La seconde est que même si ce quartier était le fief du parti au pouvoir, il n’y a dans la loi Bodjona aucun article qui dit que la voie publique, en fonction du quartier, appartient aux riverains et non à l’Etat. la troisième précision est que la force publique doit être impersonnelle et impartiale, de portée générale. Comment comprendre que les manifestations du CST qui n’avaient pas été « autorisées » aient été systématiquement dispersées, alors que les contre-manifestants d’Adewi paradaient devant les forces de sécurité, brandissant leur armes blanches comme des trophées expiatoires. Les évènements du samedi ouvrent la voie à des lendemains incertains au Togo.
Personnellement, je suis attéré. Depuis quelques temps, on voyait bien que les manifestations du CST ne mobilisaient plus autant de personnes que ce que nous avons vu les 12,13,14 juin 2012. La voie du dialogue ne paraissait même plus complètement écartée, car l’option d’un médiateur international était avancée. Comme nous n’avons cessé de le dire, le dialogue est une fatalité.
Et il y a des irresponsables qui ont donc organisé ça, cette mise en scène qui remet tout en cause. Les conséquences sont simples, c’est que la violence va revenir dans nos rues. J’ai des jeunes qui m’ont appelé aujourd’hui pour me dire :
Vas dire à tes frères, ils peuvent faire ça à Kara et on les laisse faire, mais Lomé, c’est chez nous. Et ça ne se passera pas comme ça.
Je n’ai pas su répondre.
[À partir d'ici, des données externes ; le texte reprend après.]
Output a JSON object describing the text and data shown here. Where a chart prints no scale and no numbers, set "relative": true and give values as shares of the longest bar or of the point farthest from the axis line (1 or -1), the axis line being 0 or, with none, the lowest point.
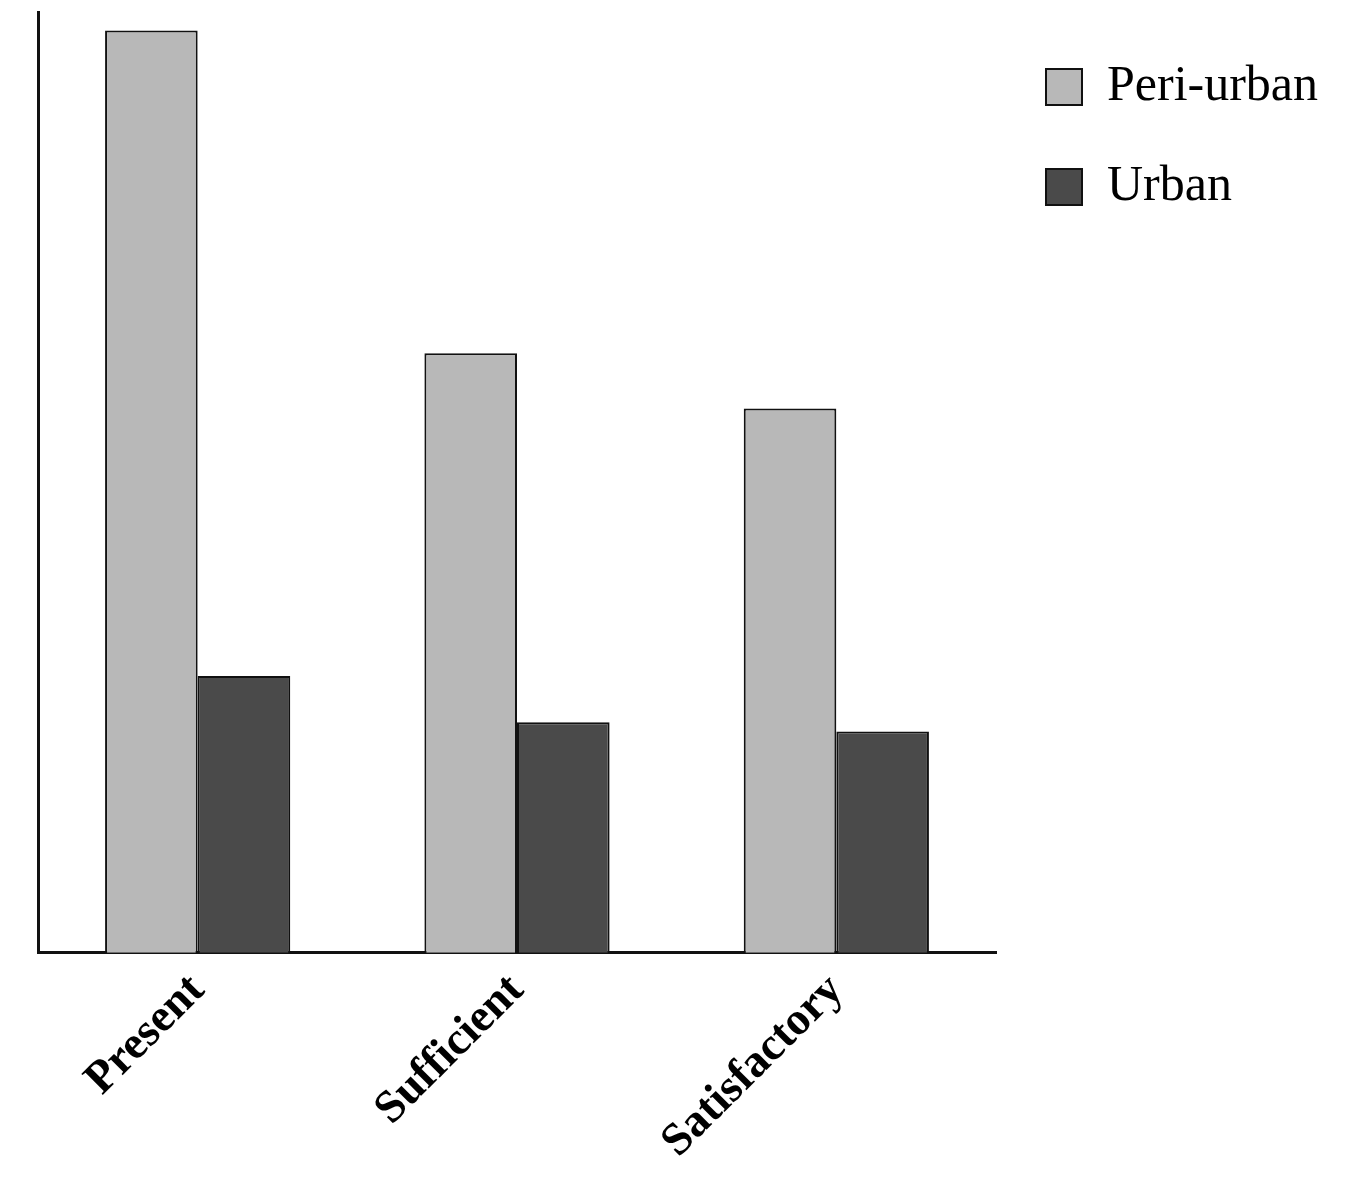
{
  "chart_data": {
    "type": "bar",
    "relative": true,
    "categories": [
      "Present",
      "Sufficient",
      "Satisfactory"
    ],
    "series": [
      {
        "name": "Peri-urban",
        "color": "#b8b8b8",
        "values": [
          1,
          0.65,
          0.59
        ]
      },
      {
        "name": "Urban",
        "color": "#4a4a4a",
        "values": [
          0.3,
          0.25,
          0.24
        ]
      }
    ],
    "legend": "right"
  }
}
Depuis quatre ans que je devenu un homme public dans ce pays, c’est la première fois que je me découvre donc une différence. Même des modérés que je connaissais se radicalisent. La violence ethnique est à nos portes. Je la sens, depuis ce matin.
Voici trois ans que je suis à Nyékonakpoè, que mes sociétés y sont implantées. Ce soir, j’ai deux jeunes qui sont venus me dire de ne pas m’inquiéter, que j’étais des leurs. Mais que se passera-t-il si demain, je me déclare de l’Unir et reste dans le même quartier. Aurais-je la même sérénité ? Pourquoi est-on obligé de me rassurer ?
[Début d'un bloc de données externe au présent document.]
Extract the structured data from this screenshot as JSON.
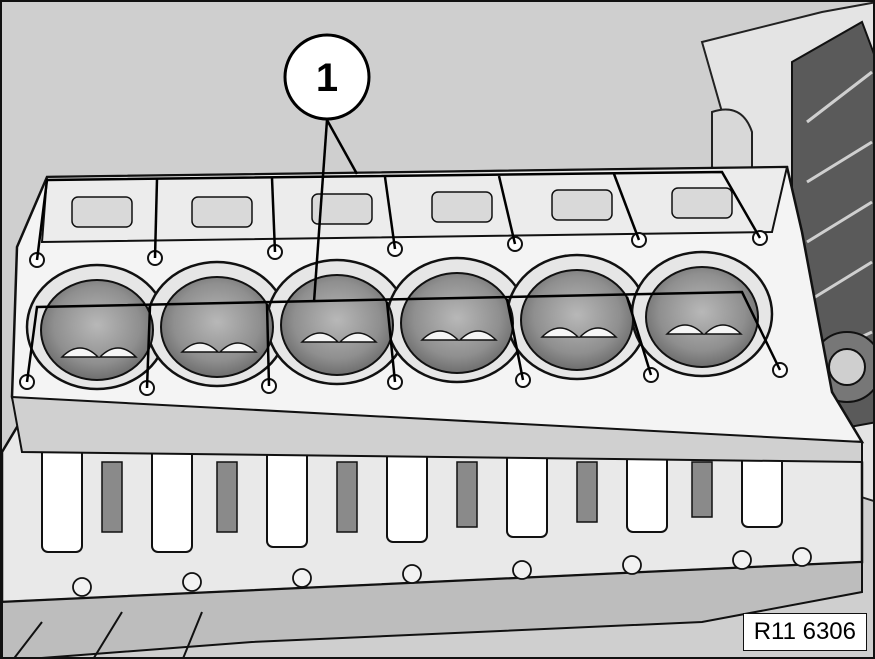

Il faut que Faure intervienne, et vite. Il doit d’abord condamner les violences à Adewi, et diligenter des enquêtes, pour situer les responsabilités, un peu comme on l’avait fait lorsque le domicile de Fabre avait été attaqué. Il faut un signal fort. Les ministres de l’administration et de la sécurité doivent s’engager à empêcher toute violence au cours des manifestations, d’où elles viennent.
Pour finir, le romancier qui dort en moi voit plutôt un autre décryptage de ce qui s’est passé samedi dernier. Et si finalement, les manifestants du CSt n’ont été qu’un prétexte, et si la sortie des « miliciens » était simplement une façon de montrer à ceux qui pensent que Bodjona a le soutien des miliciens, que les milices continuent à travailler sans lui, et que même le parti peut parfaitement fonctionner sans sa présence. Dans ce cas, le CST se serait fait avoir, et ceci doublement, car les pauvres manifestants blessés n’ont rien à voir dans tous ces calculs, et il aurait servi de pigeon. Mais comme je le dis, c’est l’écrivain qui dort en moi qui raisonne.
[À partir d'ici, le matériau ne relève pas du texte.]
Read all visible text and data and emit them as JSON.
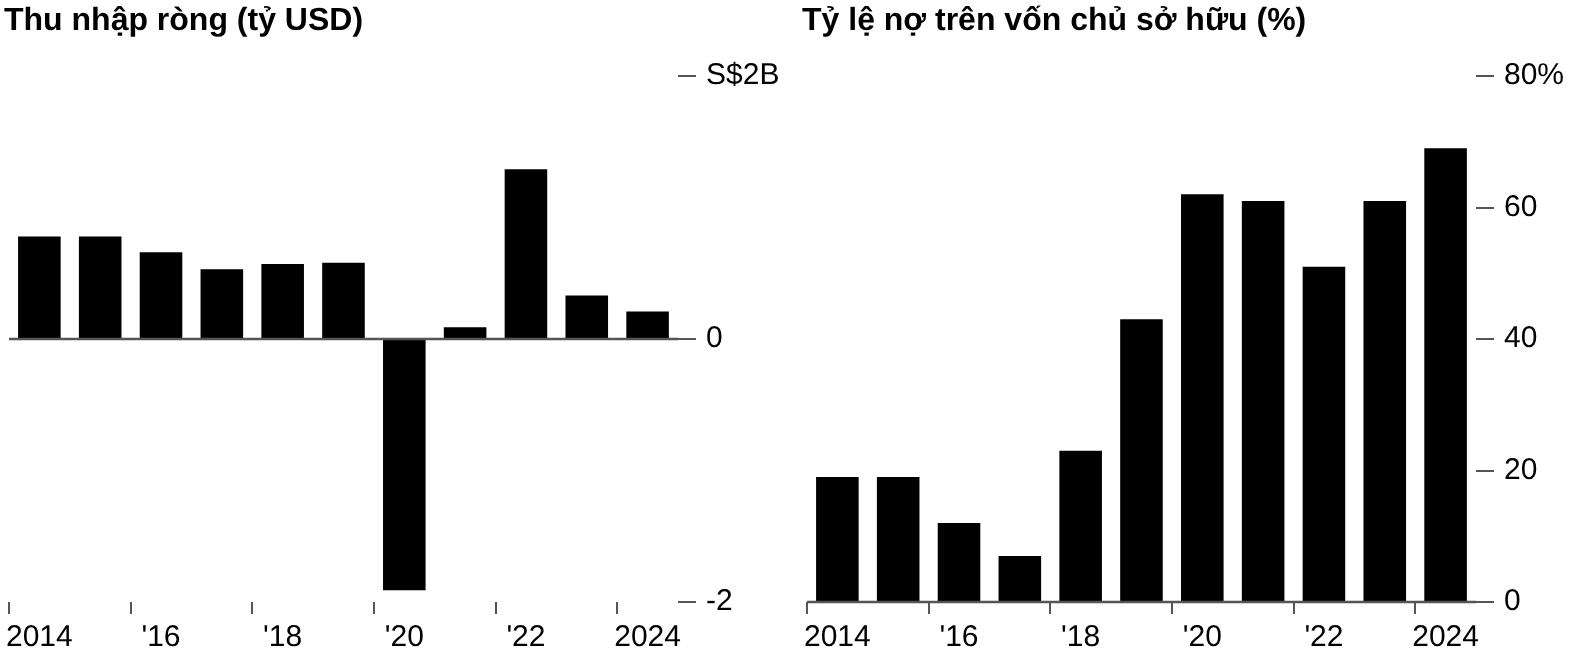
{
  "chart_data": [
    {
      "type": "bar",
      "title": "Thu nhập ròng (tỷ USD)",
      "categories": [
        "2014",
        null,
        "'16",
        null,
        "'18",
        null,
        "'20",
        null,
        "'22",
        null,
        "2024"
      ],
      "series": [
        {
          "color": "#000000",
          "values": [
            0.78,
            0.78,
            0.66,
            0.53,
            0.57,
            0.58,
            -1.91,
            0.09,
            1.29,
            0.33,
            0.21
          ]
        }
      ],
      "ylim": [
        -2,
        2
      ],
      "yticks": [
        -2,
        0,
        {
          "value": 2,
          "label": "S$2B"
        }
      ],
      "legend": false
    },
    {
      "type": "bar",
      "title": "Tỷ lệ nợ trên vốn chủ sở hữu (%)",
      "categories": [
        "2014",
        null,
        "'16",
        null,
        "'18",
        null,
        "'20",
        null,
        "'22",
        null,
        "2024"
      ],
      "series": [
        {
          "color": "#000000",
          "values": [
            19,
            19,
            12,
            7,
            23,
            43,
            62,
            61,
            51,
            61,
            69
          ]
        }
      ],
      "ylim": [
        0,
        80
      ],
      "yticks": [
        0,
        20,
        40,
        60,
        {
          "value": 80,
          "label": "80%"
        }
      ],
      "legend": false
    }
  ]
}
Une chose est certaine, plus rien désormais ne sera plus comme avant. L’insurrection populaire n’aura peut être pas lieu, mais le chaos est à nos portes. Et il n y aura pas de gagnants. Déja, je constate, avec plusieurs opérateurs économiques, que les affaires sont presque au point mort depuis quelques mois. Presque rien ne marche. Et si nous basculons dans les luttes de gangs, alors plus personne ne sera à l’abri. Personne, même pas Faure.